Fin field-effect transistor (FinFET) devices include a transistor architecture that uses raised source-to-drain channel regions, referred to as fins. A FinFET device can be built on a semiconductor substrate, where a semiconductor material, such as silicon, is patterned into fin-like shapes and functions as the channels of the transistors.
Known FinFET devices include fins with source/drain regions on lateral sides of the fins, so that current flows in a horizontal direction (e.g., parallel to a substrate) between source/drain regions at opposite ends of the fins in the horizontal direction. The known structures have their architectures limited by scaling plateaus. For example, known horizontal devices can have contacted poly pitch (CPP) plateaus between 30 nm and 50 nm, and are driven by such competing considerations as electrostatics, contact resistance (Rcontact), and maximum voltage (Vmax). As horizontal devices are scaled down, there is reduced space for metal gate and source/drain contacts, which leads to degraded short-channel control and increased middle of the line (MOL) resistance (e.g., ˜15% Ieff drop due to MOL resistance for a 7 nm FinFET).
Vertical transport architecture FET devices include source/drain regions at ends of the fins on top and bottom sides of the fins so that current runs through the fins in a vertical direction (e.g., perpendicular to a substrate) from a bottom source/drain region to a top source/drain region.
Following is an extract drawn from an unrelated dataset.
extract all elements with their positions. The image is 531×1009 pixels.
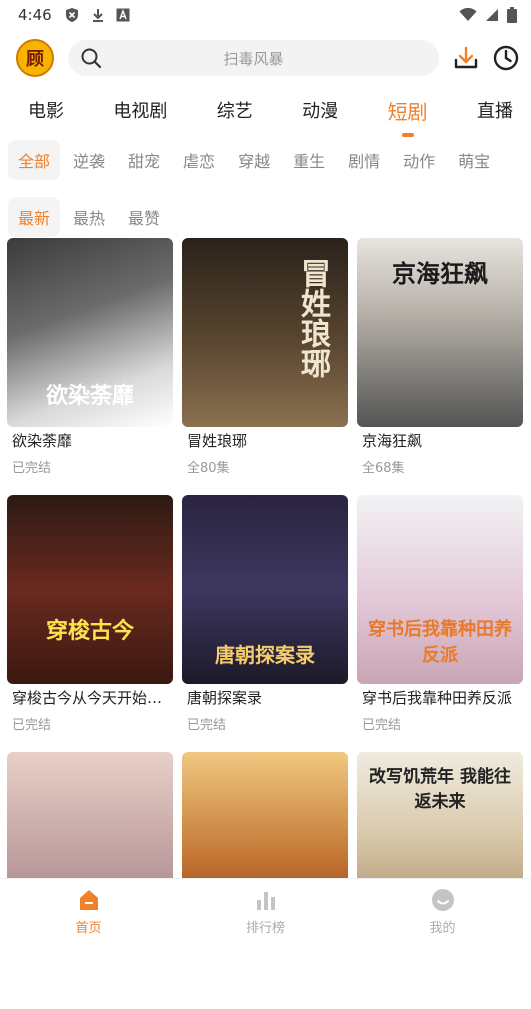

Vertical transport architecture devices are designed to extend the product value proposition beyond conventional plateaus and address the limitations of horizontal device architectures by, for example, decoupling of gate length from the contact gate pitch, providing a FinFET-equivalent density at a larger CPP, and providing lower MOL resistance. Therefore, vertical transistors have been explored as a viable device option for continued complementary metal-oxide semiconductor (CMOS) scaling beyond 7 nm node and are promising for beyond 5 nm technology.